Страница 99 из 101
23
— Даже и коробки теперь не такие. Когда я был молод, в каждом было что-то свое, свой характер, своя индивидуальность. А теперь это мерзкая безвкусица или дешевые приманки для туристов.
— Я принес тебе чаю, папа.
— Мир отравлен, страдает от голода, завис на грани ядерной войны, а все, что ты можешь, — это принести чашку чаю. К тому же еще и пролив его на блюдце.
— Извини.
— У меня жутко болит бедро, а тебе наплевать.
— Ты принял свои таблетки?
— Да. Никакого толку. Одна видимость. Может быть, это вообще просто сахар. Вот она, Служба здравоохранения. А еще плати шиллинг.
— Дай я поправлю подушки, папа. Ты разбросал их по всей постели.
— Я сам прекрасно могу их поправить. А тебе хорошо бы потратить частицу своего драгоценного времени и убрать здесь. Не понимаю, как я еще жив, когда комната просто кишит микробами. Тот кусок тоста, которым я швырнул в тебя на той неделе, все еще плесневеет вон там под столиком.
— Сейчас уберу.
— Нет уж, лучше оставь. Я к нему привязался. Приятно видеть что-то знакомое. Ты ведь ко мне не часто поднимаешься.
— Прости, папа, но мне ведь нужно проводить свои занятия и…
— Мысль, что ты можешь кого-то чему-то учить, просто корчит меня от смеха. Не знаю, чем я заслужил такого тупого сына. Говорю это, исходя из предположения, что ты в самом деле мой сын. Обычно людям в твоем возрасте все-таки удается жить нормально. У них есть человеческая работа, приличные дома, жены, которые не сбегают с евреями.

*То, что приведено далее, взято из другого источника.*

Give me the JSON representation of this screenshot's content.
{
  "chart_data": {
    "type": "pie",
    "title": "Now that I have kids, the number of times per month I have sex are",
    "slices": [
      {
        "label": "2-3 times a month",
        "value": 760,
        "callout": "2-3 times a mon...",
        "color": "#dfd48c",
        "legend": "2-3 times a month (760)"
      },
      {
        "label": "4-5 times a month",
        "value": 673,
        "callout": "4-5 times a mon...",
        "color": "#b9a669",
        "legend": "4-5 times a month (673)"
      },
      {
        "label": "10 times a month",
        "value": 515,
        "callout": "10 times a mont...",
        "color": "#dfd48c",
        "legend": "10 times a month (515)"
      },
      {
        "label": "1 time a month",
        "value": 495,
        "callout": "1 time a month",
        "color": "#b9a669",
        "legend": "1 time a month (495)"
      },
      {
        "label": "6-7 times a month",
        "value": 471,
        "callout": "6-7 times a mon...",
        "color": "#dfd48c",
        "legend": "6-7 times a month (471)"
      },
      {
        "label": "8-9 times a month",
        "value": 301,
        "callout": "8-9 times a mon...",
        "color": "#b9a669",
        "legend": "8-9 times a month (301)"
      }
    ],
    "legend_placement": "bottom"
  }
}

— Выпей чай, папа, и тебе станет лучше. Хочешь кекса?
— Нет, не хочу. И чувствую я себя превосходно, только проклятый бок донимает. Не пойду больше на эти тепловые процедуры. Толку от них никакого. Мне теперь хуже, чем когда они их начинали.
— Все дело в сырой погоде. Скоро тебе полегчает.
— А эти гаденыши в клинике говорят обо мне как о слабоумном или четвероногом. «Подвинь-ка его сюда, Джо», — выдал один из них в прошлый раз. Как вам это нравится? Удивительно, почему это они до сих пор не называют меня «оно». И все время ведут свои разговорчики, хаханьки, а на больных ноль внимания. Зуб даю, все они голубые.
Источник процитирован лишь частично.